In the current state legislative session Representative Mitch Greenlick, D-Portland, introduced HB 2228, which would prohibit children under the age of six from riding in a bicycle trailer. In a state that prides itself on recreational opportunities and particularly in a city that is forever patting itself on the back about how ‘green’ and bicycle-friendly it is, this was akin to proposing a state ‘Hummer’ day. Reaction was immediate and vehement.
Rep. Greenlick is a medical doctor and former director of public health at the state medical school (OHSU), so he’s not stupid. But as his statement about the introduction of the bill demonstrates, he’s more than a little arrogant. He says that his introduction of the bill was motivated by his concern for children based on a study done among adult cyclists who ride to work. He goes on to say:
“But when I began looking for data on the safety of young children on bikes, it is clear that data are simply not available.”

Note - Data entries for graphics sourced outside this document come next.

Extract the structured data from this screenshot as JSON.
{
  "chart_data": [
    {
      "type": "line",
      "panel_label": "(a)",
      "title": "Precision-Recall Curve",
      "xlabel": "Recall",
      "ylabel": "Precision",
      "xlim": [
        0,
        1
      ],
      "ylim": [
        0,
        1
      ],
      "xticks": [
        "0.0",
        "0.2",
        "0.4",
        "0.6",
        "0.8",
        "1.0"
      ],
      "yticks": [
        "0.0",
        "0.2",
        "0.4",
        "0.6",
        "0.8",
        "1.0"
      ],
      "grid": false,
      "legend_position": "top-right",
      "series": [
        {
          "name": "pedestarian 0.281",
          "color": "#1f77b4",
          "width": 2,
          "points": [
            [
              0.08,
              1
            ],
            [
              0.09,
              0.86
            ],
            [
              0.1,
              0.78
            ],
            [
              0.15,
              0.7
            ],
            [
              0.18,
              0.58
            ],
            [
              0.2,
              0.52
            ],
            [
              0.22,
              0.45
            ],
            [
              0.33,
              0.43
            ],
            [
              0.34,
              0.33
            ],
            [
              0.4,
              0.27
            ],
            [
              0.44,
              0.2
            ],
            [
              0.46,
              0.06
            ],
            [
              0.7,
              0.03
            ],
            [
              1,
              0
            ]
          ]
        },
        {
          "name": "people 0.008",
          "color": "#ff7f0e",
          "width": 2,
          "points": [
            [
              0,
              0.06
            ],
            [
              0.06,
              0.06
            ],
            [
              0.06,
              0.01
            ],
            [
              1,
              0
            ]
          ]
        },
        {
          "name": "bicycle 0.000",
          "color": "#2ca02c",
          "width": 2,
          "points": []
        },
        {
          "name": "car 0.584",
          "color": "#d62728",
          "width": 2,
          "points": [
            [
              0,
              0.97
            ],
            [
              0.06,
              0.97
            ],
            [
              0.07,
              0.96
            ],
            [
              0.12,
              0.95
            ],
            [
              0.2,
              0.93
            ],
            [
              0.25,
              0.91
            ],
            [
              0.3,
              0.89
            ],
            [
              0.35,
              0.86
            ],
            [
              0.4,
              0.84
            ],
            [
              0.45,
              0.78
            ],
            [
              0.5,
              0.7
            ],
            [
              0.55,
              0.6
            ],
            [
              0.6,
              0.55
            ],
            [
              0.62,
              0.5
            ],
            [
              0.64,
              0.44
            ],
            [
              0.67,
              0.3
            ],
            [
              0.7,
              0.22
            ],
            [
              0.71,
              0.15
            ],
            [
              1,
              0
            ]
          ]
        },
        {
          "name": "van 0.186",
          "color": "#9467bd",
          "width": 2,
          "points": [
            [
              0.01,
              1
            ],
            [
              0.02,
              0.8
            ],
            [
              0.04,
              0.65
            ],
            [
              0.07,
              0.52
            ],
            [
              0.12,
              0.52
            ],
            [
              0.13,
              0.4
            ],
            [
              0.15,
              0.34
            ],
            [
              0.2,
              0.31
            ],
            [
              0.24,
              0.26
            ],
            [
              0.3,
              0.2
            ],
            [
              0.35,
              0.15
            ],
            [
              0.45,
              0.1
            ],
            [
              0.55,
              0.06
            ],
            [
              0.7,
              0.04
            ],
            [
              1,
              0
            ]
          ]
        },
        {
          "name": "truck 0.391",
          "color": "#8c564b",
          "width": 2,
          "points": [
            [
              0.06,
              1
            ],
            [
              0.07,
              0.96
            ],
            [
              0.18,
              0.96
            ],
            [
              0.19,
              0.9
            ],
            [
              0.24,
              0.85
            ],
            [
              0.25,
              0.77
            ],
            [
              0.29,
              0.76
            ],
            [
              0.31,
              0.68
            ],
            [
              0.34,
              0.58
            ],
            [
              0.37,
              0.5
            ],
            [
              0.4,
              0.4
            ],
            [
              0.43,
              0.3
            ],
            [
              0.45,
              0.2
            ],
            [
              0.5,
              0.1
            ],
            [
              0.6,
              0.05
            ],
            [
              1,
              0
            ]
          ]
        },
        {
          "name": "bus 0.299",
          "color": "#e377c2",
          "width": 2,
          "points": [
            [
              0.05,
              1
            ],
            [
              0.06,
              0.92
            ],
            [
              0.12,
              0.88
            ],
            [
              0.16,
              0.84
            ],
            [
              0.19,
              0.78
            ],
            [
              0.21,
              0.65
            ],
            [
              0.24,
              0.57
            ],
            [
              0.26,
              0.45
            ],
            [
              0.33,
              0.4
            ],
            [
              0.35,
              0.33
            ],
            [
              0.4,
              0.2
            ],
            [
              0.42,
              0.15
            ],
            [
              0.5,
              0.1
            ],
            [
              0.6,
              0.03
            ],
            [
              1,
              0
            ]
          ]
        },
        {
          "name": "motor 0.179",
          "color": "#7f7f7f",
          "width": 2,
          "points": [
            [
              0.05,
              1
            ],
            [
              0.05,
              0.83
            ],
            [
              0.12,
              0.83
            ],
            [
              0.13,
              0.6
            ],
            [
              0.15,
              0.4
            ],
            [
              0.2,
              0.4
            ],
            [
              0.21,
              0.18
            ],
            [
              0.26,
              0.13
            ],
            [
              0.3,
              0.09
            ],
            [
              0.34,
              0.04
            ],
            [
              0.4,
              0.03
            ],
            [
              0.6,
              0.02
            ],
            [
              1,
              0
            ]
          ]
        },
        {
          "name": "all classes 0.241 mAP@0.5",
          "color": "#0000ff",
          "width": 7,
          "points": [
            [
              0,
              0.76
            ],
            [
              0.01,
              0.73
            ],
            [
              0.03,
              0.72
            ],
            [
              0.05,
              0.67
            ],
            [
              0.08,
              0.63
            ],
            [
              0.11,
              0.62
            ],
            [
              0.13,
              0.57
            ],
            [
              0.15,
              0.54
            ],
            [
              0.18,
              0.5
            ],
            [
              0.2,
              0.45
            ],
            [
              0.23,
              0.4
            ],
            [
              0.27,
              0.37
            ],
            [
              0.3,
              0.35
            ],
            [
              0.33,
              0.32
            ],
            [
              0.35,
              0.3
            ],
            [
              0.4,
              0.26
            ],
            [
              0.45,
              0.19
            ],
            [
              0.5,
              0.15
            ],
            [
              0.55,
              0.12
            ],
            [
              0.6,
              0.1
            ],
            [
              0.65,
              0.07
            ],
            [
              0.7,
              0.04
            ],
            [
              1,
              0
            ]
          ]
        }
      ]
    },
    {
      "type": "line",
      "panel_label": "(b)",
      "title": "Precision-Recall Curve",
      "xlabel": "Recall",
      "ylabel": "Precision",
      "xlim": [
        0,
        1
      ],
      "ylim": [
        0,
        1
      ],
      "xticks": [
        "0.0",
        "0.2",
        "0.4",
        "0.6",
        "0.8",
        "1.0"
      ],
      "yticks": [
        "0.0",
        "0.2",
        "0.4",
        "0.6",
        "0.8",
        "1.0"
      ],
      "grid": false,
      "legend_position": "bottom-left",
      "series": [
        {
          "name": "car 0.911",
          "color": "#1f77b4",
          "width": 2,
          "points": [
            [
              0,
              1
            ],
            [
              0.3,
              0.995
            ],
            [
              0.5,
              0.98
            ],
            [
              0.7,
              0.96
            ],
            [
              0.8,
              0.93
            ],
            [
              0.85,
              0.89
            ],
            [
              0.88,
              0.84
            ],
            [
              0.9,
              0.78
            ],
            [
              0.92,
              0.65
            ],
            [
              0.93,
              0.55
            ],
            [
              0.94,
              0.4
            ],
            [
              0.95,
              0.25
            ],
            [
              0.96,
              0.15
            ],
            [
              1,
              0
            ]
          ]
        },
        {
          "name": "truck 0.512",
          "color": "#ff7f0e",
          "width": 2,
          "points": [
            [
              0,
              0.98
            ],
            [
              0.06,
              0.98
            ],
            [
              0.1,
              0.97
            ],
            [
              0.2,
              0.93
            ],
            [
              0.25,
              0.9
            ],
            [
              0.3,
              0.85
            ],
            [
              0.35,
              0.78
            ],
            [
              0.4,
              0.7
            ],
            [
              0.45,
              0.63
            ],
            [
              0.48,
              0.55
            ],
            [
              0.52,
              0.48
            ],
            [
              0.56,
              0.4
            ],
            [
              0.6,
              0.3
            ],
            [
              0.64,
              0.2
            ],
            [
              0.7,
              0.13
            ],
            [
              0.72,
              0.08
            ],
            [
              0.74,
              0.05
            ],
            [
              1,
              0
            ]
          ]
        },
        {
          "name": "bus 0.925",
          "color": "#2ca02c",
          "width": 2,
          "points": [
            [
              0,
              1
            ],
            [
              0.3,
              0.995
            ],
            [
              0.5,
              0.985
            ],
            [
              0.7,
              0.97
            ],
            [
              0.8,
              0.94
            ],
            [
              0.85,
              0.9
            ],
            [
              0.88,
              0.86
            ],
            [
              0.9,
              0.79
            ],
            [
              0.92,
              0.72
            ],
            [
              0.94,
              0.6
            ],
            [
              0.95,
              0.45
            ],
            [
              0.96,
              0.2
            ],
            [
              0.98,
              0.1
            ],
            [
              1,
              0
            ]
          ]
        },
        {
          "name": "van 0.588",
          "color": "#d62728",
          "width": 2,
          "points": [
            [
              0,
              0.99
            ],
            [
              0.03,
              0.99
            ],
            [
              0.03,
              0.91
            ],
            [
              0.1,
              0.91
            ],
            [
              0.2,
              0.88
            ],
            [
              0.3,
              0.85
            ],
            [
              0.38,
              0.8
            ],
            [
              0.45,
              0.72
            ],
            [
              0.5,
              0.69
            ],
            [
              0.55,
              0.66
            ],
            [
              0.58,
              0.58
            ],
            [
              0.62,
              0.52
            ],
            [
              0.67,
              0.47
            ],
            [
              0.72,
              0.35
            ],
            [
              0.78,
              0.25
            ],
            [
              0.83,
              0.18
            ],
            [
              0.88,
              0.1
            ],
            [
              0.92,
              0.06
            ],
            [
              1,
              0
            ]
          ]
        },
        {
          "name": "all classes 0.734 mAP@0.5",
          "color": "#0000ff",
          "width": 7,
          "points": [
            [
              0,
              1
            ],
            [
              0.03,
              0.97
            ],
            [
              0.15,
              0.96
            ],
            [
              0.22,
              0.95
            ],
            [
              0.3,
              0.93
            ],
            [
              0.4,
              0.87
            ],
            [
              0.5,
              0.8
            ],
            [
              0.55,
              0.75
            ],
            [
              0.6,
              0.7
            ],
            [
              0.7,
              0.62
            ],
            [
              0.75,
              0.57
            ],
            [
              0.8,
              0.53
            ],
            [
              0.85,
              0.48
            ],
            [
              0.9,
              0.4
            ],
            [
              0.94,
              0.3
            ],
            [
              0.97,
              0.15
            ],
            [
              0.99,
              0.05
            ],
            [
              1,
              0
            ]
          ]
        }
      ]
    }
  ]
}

I don’t know how long kids have been riding around in bike trailers, but I’d bet that it’s about as long as there have been bicycles; a period of well over a century. If in all that time no one has bothered to study child injury rates from bike trailers, I’d say that’s a pretty good indication it’s not a problem. Furthermore, considering the advances in child trailer design, automotive braking systems, mandatory helmet laws for children, and the general raising of awareness of cycling, especially in Oregon, I’d say that it’s not likely to be a problem.
He goes on:
“. . . I do not believe there is a parent in Oregon who would want to risk the safety of their young children if they really believed it was risky to put them on a bicycle.”
The statement is accurate as far as it goes, which is not nearly as far as Dr. Greenlick wants to go. It’s the parent’s responsibility to decide what’s best for their children, not the State’s.
Then we get to the weasily part of the statement:
“I introduced HB 2228 to begin what I hope will be a rational discussion to assure we were doing everything possible to improve the safety of bicycle transportation in Oregon.”
No you didn’t, doc. You introduced the bill to criminalize an activity that thousands of people in your district engaged in, without consequence or problem, while minding their own business, and probably congratulating themselves on how much good they were doing.
But wait, there’s more:
“There is so much we dont know about this topic. I hope this process will reduce the heat in the debate and increase the light.”
Yeah, you already told us that. And would it be rude to point out there wasn’t any ‘debate’ or problem until you created one out of some unsupported nebulous private concern of yours?
And for the finale’, the most condescending sentence in the statement:
“Lets try to keep the discourse civil and trust we all want to do what is best for the children of Oregon.”
I’m pretty damned tired of people who want to run my life telling me that I have to be ‘civil’ after they’ve decided what’s best for me and then lecturing me on what my attitude should be. I’ve got news for you, if you stick your nose in my business, you’re going to find me far from ‘civil’.
So let’s see if we have all the requirements for the nanny-stater:
- I’m smarter than you. Check.
- It’s for the children. Check and double-check.
- There’s no evidence of a problem, but I’m concerned. Check.
- Parent’s don’t know enough to make good decisions about their childern. Check.
- We need a law to address my concerns. Check.
- I don’t want to hear any opposition or that I might be wrong. Check.
I don’t have any kids young enough to ride in a bike trailer, and I’ll admit to a bit of Schadenfreude in seeing liberal Oregonians hoist by their own petard, but the contempt expressed by Rep. Greenlick for his constituents needs to be exposed and publicly ridiculed. If he practiced medicine the way he does politics, he’d cut you open, and then run the tests. If his intention truly was to open a debate about what appears to be a non-problem, he’s got a backasswards way of doing it. You don’t start a conversation by punching someone in the mouth.